Las horas que transcurrieron de aquel jueves hasta que la llevaron al hospital, no las recuerda bien. Sabe que por la mañana, en algún momento, telefoneó a TV-13 para que Carmen le dijese que había vuelto con Joan, su marido, que lo sentía mucho pero que lo suyo había sido una aventura y había decidido estar donde de verdad la necesitaban, en casa, con su marido y con sus hijos. Algo dijo de que algún día la llamaría para ir al cine. También cree recordar que entró a rezar en una iglesia, tal vez en la catedral, no se acuerda, pero sí que desde la nave central mantuvo una larga conversación con Fátima, su ángel de la guarda, una discusión, supone, porque, aunque no recuerda los términos, sí se acuerda de que le llamaron la atención y de que finalmente un sacristán la obligó a salir por un patio lateral hasta la calle. Y a última hora de la mañana, o a primera de la tarde, no sabe, alguien le impidió permanecer desnuda en la playa de la Barceloneta, a pesar del calor que hacía.

Andrea se para ante el portal para abrir con la llave la cancela que da paso al ascensor. Mira el reloj. Es tarde. Vuelve a casa. Se detiene a mirarse en el espejo del descansillo de la escalera y recuerda que no supo lo que ocurría cuando un coche de la policía urbana la trasladó a aquel hospital de las afueras. Cree que le dieron pastillas, porque al fin durmió profundamente; y cuando despertó, no sabe cuántos días después, empezó a llorar y no dejó de hacerlo en los veintiún días siguientes.

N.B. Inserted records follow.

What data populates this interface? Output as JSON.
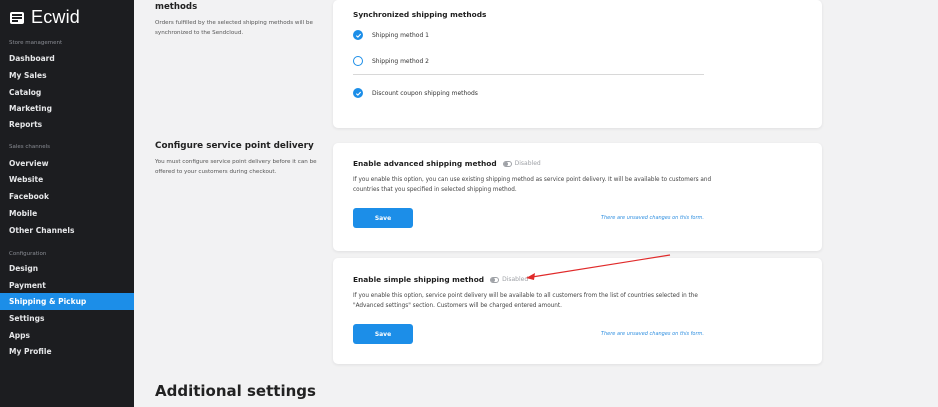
{
  "sidebar": {
    "logo": "Ecwid",
    "sections": [
      {
        "heading": "Store management",
        "items": [
          "Dashboard",
          "My Sales",
          "Catalog",
          "Marketing",
          "Reports"
        ]
      },
      {
        "heading": "Sales channels",
        "items": [
          "Overview",
          "Website",
          "Facebook",
          "Mobile",
          "Other Channels"
        ]
      },
      {
        "heading": "Configuration",
        "items": [
          "Design",
          "Payment",
          "Shipping & Pickup",
          "Settings",
          "Apps",
          "My Profile"
        ]
      }
    ],
    "active_item": "Shipping & Pickup",
    "accent": "#1c8ee8"
  },
  "sync": {
    "title": "methods",
    "desc": "Orders fulfilled by the selected shipping methods will be synchronized to the Sendcloud.",
    "card_title": "Synchronized shipping methods",
    "options": [
      {
        "label": "Shipping method 1",
        "checked": true
      },
      {
        "label": "Shipping method 2",
        "checked": false
      },
      {
        "label": "Discount coupon shipping methods",
        "checked": true
      }
    ]
  },
  "service_point": {
    "title": "Configure service point delivery",
    "desc": "You must configure service point delivery before it can be offered to your customers during checkout.",
    "advanced": {
      "heading": "Enable advanced shipping method",
      "status": "Disabled",
      "text": "If you enable this option, you can use existing shipping method as service point delivery. It will be available to customers and countries that you specified in selected shipping method.",
      "button": "Save",
      "unsaved": "There are unsaved changes on this form."
    },
    "simple": {
      "heading": "Enable simple shipping method",
      "status": "Disabled",
      "text": "If you enable this option, service point delivery will be available to all customers from the list of countries selected in the \"Advanced settings\" section. Customers will be charged entered amount.",
      "button": "Save",
      "unsaved": "There are unsaved changes on this form."
    }
  },
  "additional": {
    "title": "Additional settings"
  }
}
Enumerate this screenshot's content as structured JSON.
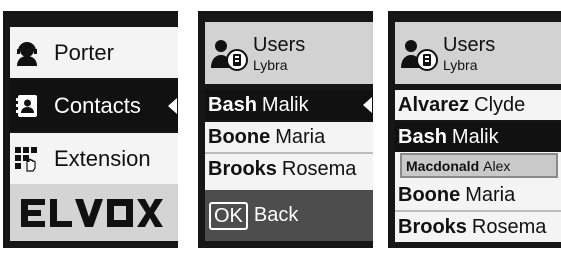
{
  "screen1": {
    "menu": [
      {
        "label": "Porter",
        "icon": "porter-headset-icon"
      },
      {
        "label": "Contacts",
        "icon": "contacts-book-icon",
        "selected": true
      },
      {
        "label": "Extension",
        "icon": "extension-keypad-icon"
      }
    ],
    "logo": "ELVOX"
  },
  "screen2": {
    "header": {
      "title": "Users",
      "subtitle": "Lybra"
    },
    "list": [
      {
        "last": "Bash",
        "first": "Malik",
        "selected": true
      },
      {
        "last": "Boone",
        "first": "Maria"
      },
      {
        "last": "Brooks",
        "first": "Rosema"
      }
    ],
    "ok_label": "OK",
    "back_label": "Back"
  },
  "screen3": {
    "header": {
      "title": "Users",
      "subtitle": "Lybra"
    },
    "list": [
      {
        "last": "Alvarez",
        "first": "Clyde"
      },
      {
        "last": "Bash",
        "first": "Malik",
        "selected": true
      },
      {
        "last": "Boone",
        "first": "Maria"
      },
      {
        "last": "Brooks",
        "first": "Rosema"
      }
    ],
    "popup": {
      "last": "Macdonald",
      "first": "Alex"
    }
  },
  "colors": {
    "bezel": "#161616",
    "selected_row": "#111111",
    "header": "#d2d2d2",
    "footer": "#4d4d4d"
  }
}
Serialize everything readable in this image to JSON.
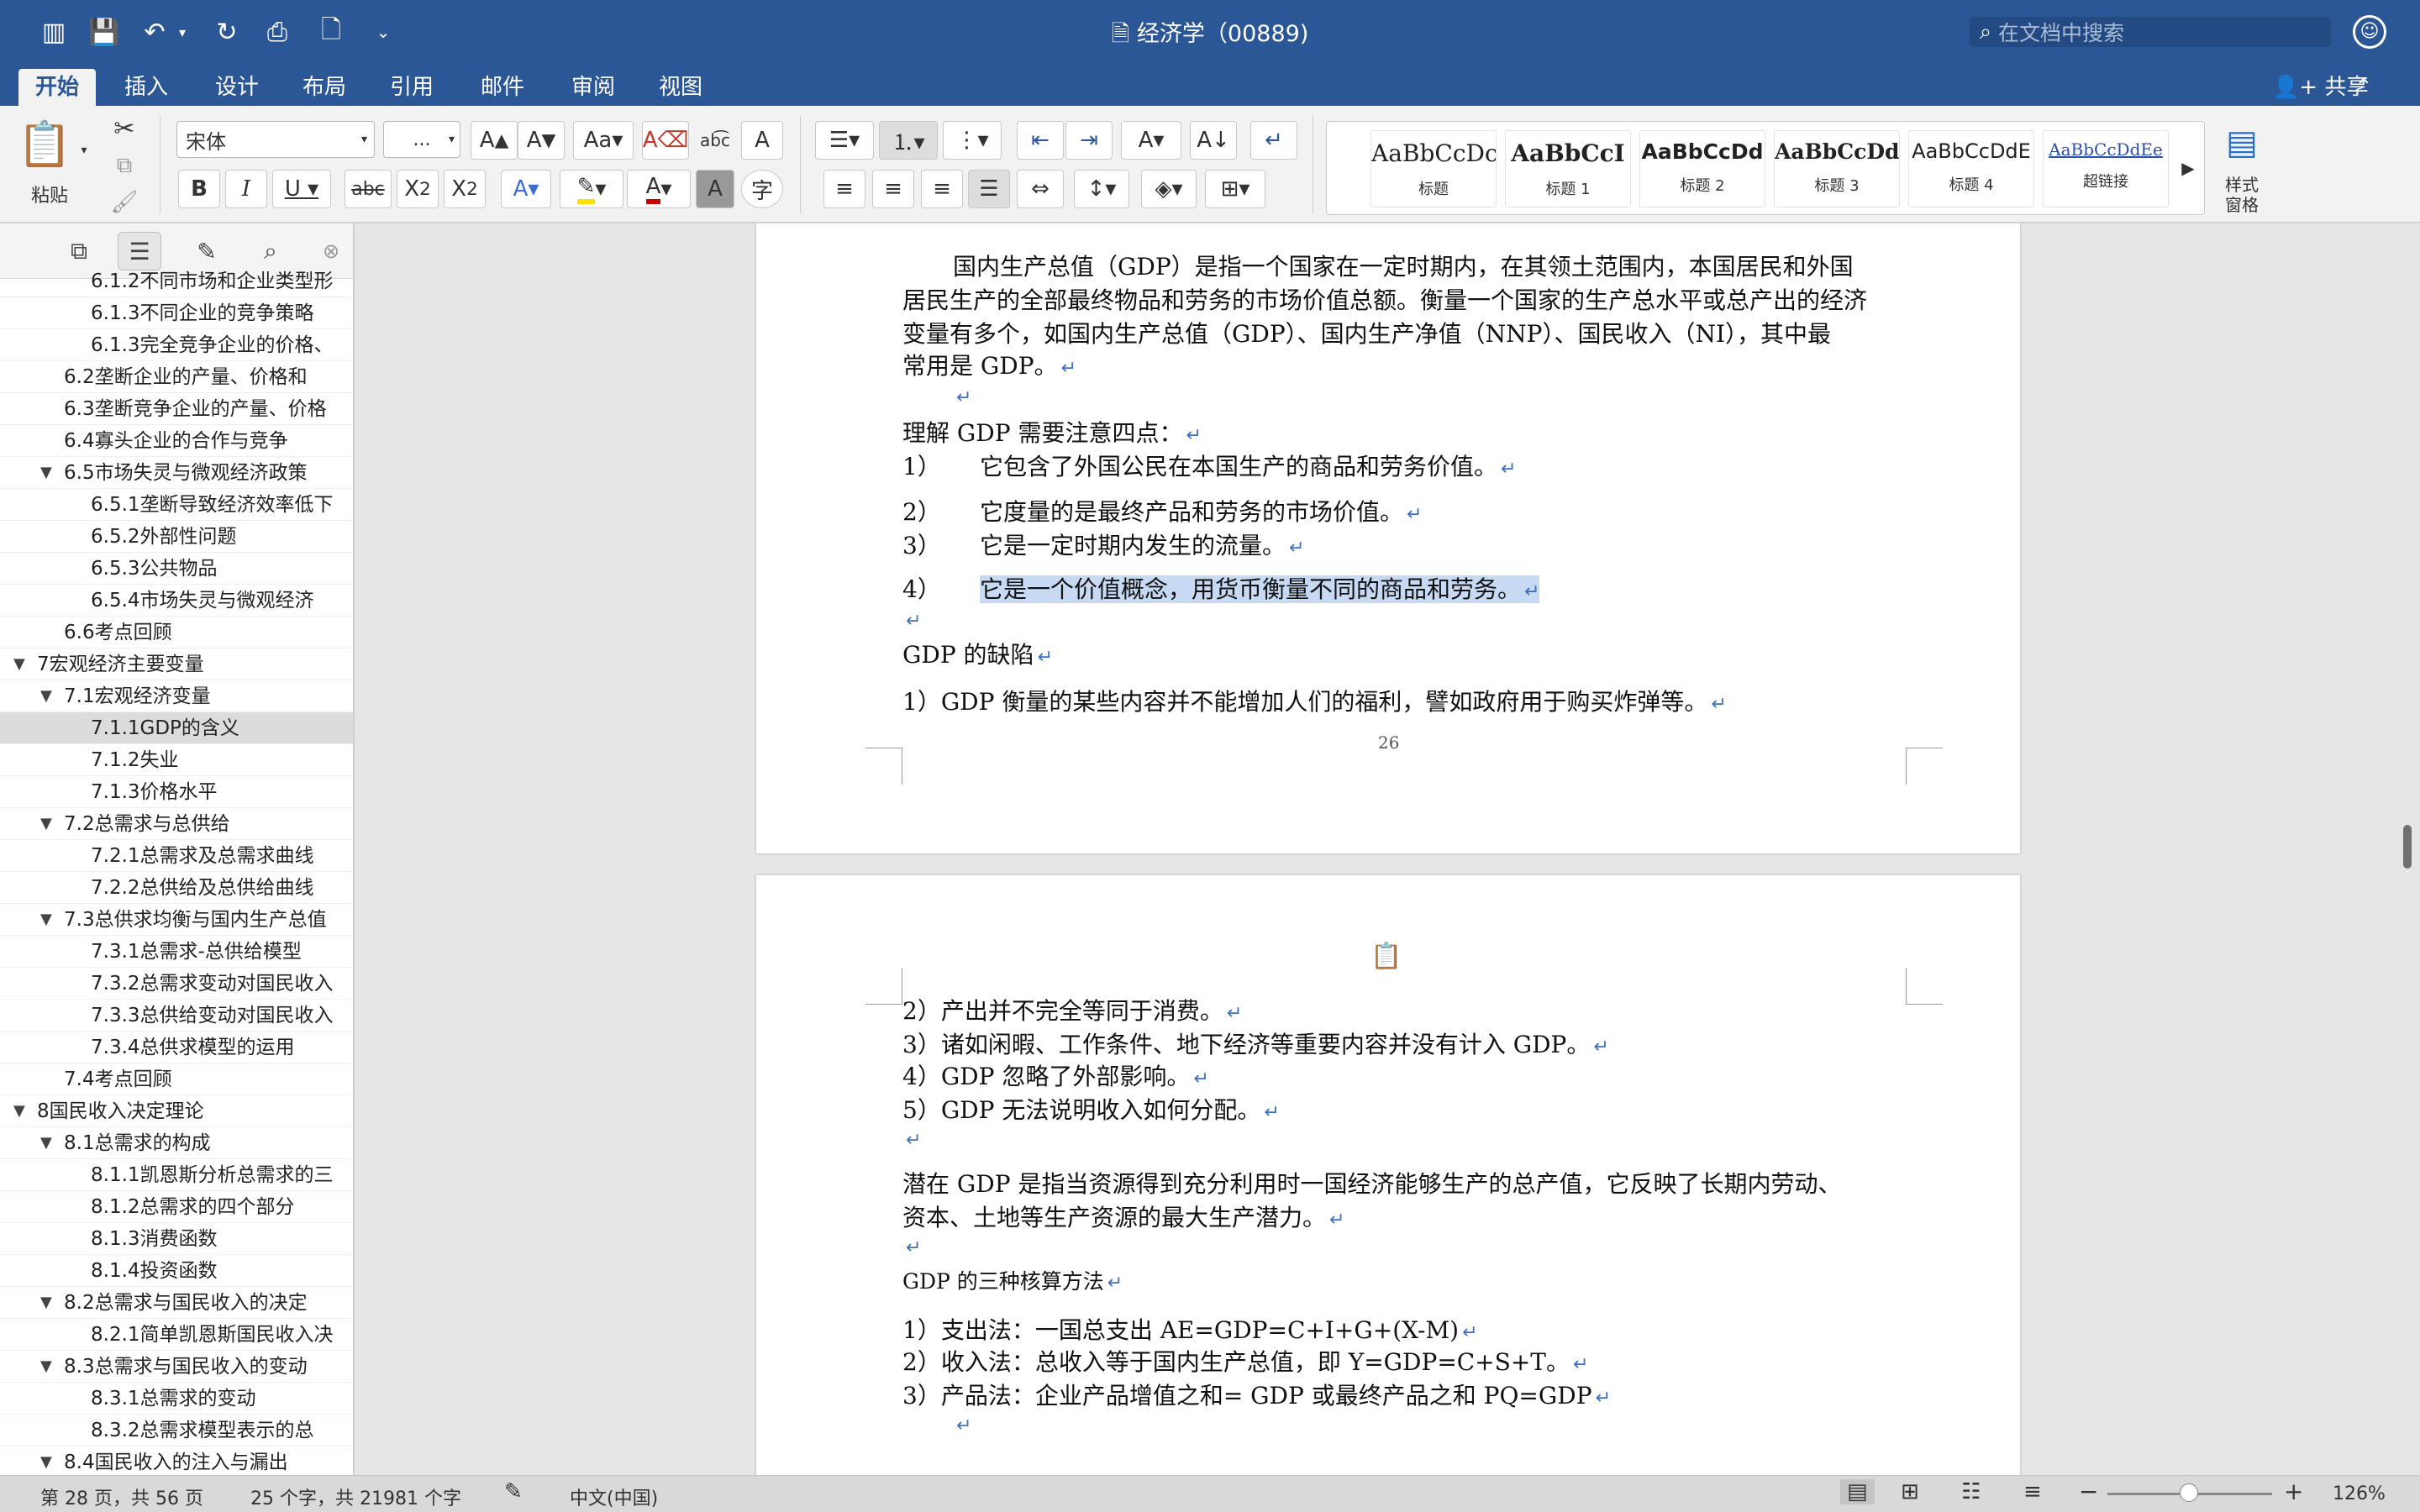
{
  "window": {
    "title": "经济学（00889)",
    "search_placeholder": "在文档中搜索",
    "share_label": "共享"
  },
  "tabs": [
    {
      "label": "开始"
    },
    {
      "label": "插入"
    },
    {
      "label": "设计"
    },
    {
      "label": "布局"
    },
    {
      "label": "引用"
    },
    {
      "label": "邮件"
    },
    {
      "label": "审阅"
    },
    {
      "label": "视图"
    }
  ],
  "ribbon": {
    "paste_label": "粘贴",
    "font_name": "宋体",
    "font_size": "...",
    "styles_pane_label_1": "样式",
    "styles_pane_label_2": "窗格",
    "styles": [
      {
        "sample": "AaBbCcDc",
        "name": "标题"
      },
      {
        "sample": "AaBbCcI",
        "name": "标题 1"
      },
      {
        "sample": "AaBbCcDd",
        "name": "标题 2"
      },
      {
        "sample": "AaBbCcDd",
        "name": "标题 3"
      },
      {
        "sample": "AaBbCcDdE",
        "name": "标题 4"
      },
      {
        "sample": "AaBbCcDdEe",
        "name": "超链接"
      }
    ]
  },
  "nav": {
    "items": [
      {
        "label": "6.1.2不同市场和企业类型形",
        "level": 3
      },
      {
        "label": "6.1.3不同企业的竞争策略",
        "level": 3
      },
      {
        "label": "6.1.3完全竞争企业的价格、",
        "level": 3
      },
      {
        "label": "6.2垄断企业的产量、价格和",
        "level": 2
      },
      {
        "label": "6.3垄断竞争企业的产量、价格",
        "level": 2
      },
      {
        "label": "6.4寡头企业的合作与竞争",
        "level": 2
      },
      {
        "label": "6.5市场失灵与微观经济政策",
        "level": 2,
        "expanded": true
      },
      {
        "label": "6.5.1垄断导致经济效率低下",
        "level": 3
      },
      {
        "label": "6.5.2外部性问题",
        "level": 3
      },
      {
        "label": "6.5.3公共物品",
        "level": 3
      },
      {
        "label": "6.5.4市场失灵与微观经济",
        "level": 3
      },
      {
        "label": "6.6考点回顾",
        "level": 2
      },
      {
        "label": "7宏观经济主要变量",
        "level": 1,
        "expanded": true
      },
      {
        "label": "7.1宏观经济变量",
        "level": 2,
        "expanded": true
      },
      {
        "label": "7.1.1GDP的含义",
        "level": 3,
        "selected": true
      },
      {
        "label": "7.1.2失业",
        "level": 3
      },
      {
        "label": "7.1.3价格水平",
        "level": 3
      },
      {
        "label": "7.2总需求与总供给",
        "level": 2,
        "expanded": true
      },
      {
        "label": "7.2.1总需求及总需求曲线",
        "level": 3
      },
      {
        "label": "7.2.2总供给及总供给曲线",
        "level": 3
      },
      {
        "label": "7.3总供求均衡与国内生产总值",
        "level": 2,
        "expanded": true
      },
      {
        "label": "7.3.1总需求-总供给模型",
        "level": 3
      },
      {
        "label": "7.3.2总需求变动对国民收入",
        "level": 3
      },
      {
        "label": "7.3.3总供给变动对国民收入",
        "level": 3
      },
      {
        "label": "7.3.4总供求模型的运用",
        "level": 3
      },
      {
        "label": "7.4考点回顾",
        "level": 2
      },
      {
        "label": "8国民收入决定理论",
        "level": 1,
        "expanded": true
      },
      {
        "label": "8.1总需求的构成",
        "level": 2,
        "expanded": true
      },
      {
        "label": "8.1.1凯恩斯分析总需求的三",
        "level": 3
      },
      {
        "label": "8.1.2总需求的四个部分",
        "level": 3
      },
      {
        "label": "8.1.3消费函数",
        "level": 3
      },
      {
        "label": "8.1.4投资函数",
        "level": 3
      },
      {
        "label": "8.2总需求与国民收入的决定",
        "level": 2,
        "expanded": true
      },
      {
        "label": "8.2.1简单凯恩斯国民收入决",
        "level": 3
      },
      {
        "label": "8.3总需求与国民收入的变动",
        "level": 2,
        "expanded": true
      },
      {
        "label": "8.3.1总需求的变动",
        "level": 3
      },
      {
        "label": "8.3.2总需求模型表示的总",
        "level": 3
      },
      {
        "label": "8.4国民收入的注入与漏出",
        "level": 2,
        "expanded": true
      }
    ]
  },
  "page1": {
    "para1": [
      "国内生产总值（GDP）是指一个国家在一定时期内，在其领土范围内，本国居民和外国",
      "居民生产的全部最终物品和劳务的市场价值总额。衡量一个国家的生产总水平或总产出的经济",
      "变量有多个，如国内生产总值（GDP）、国内生产净值（NNP）、国民收入（NI），其中最",
      "常用是 GDP。"
    ],
    "understand_heading": "理解 GDP 需要注意四点：",
    "points": [
      {
        "num": "1）",
        "text": "它包含了外国公民在本国生产的商品和劳务价值。"
      },
      {
        "num": "2）",
        "text": "它度量的是最终产品和劳务的市场价值。"
      },
      {
        "num": "3）",
        "text": "它是一定时期内发生的流量。"
      },
      {
        "num": "4）",
        "text": "它是一个价值概念，用货币衡量不同的商品和劳务。"
      }
    ],
    "defect_heading": "GDP 的缺陷",
    "defect1": "1）GDP 衡量的某些内容并不能增加人们的福利，譬如政府用于购买炸弹等。",
    "page_number": "26"
  },
  "page2": {
    "defects": [
      "2）产出并不完全等同于消费。",
      "3）诸如闲暇、工作条件、地下经济等重要内容并没有计入 GDP。",
      "4）GDP 忽略了外部影响。",
      "5）GDP 无法说明收入如何分配。"
    ],
    "potential": [
      "潜在 GDP 是指当资源得到充分利用时一国经济能够生产的总产值，它反映了长期内劳动、",
      "资本、土地等生产资源的最大生产潜力。"
    ],
    "methods_heading": "GDP 的三种核算方法",
    "methods": [
      "1）支出法：一国总支出 AE=GDP=C+I+G+(X-M)",
      "2）收入法：总收入等于国内生产总值，即 Y=GDP=C+S+T。",
      "3）产品法：企业产品增值之和= GDP 或最终产品之和 PQ=GDP"
    ]
  },
  "status": {
    "page": "第 28 页，共 56 页",
    "words": "25 个字，共 21981 个字",
    "language": "中文(中国)",
    "zoom": "126%"
  }
}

Ahora han pasado dos meses y está un poco mejor; por eso puede recordarlo todo sin que las sombras de sus ojos vislumbren los abismos de la locura que tanto teme. Abre la puerta pero no enciende la luz.

La soledad es azul. Como la penumbra.

Su madre ha ido algunas veces a verla, su padre aún no.

De Carmen no ha vuelto a saber nada.

Sólo Montse y Laura van cada tarde a pasar un rato con ella.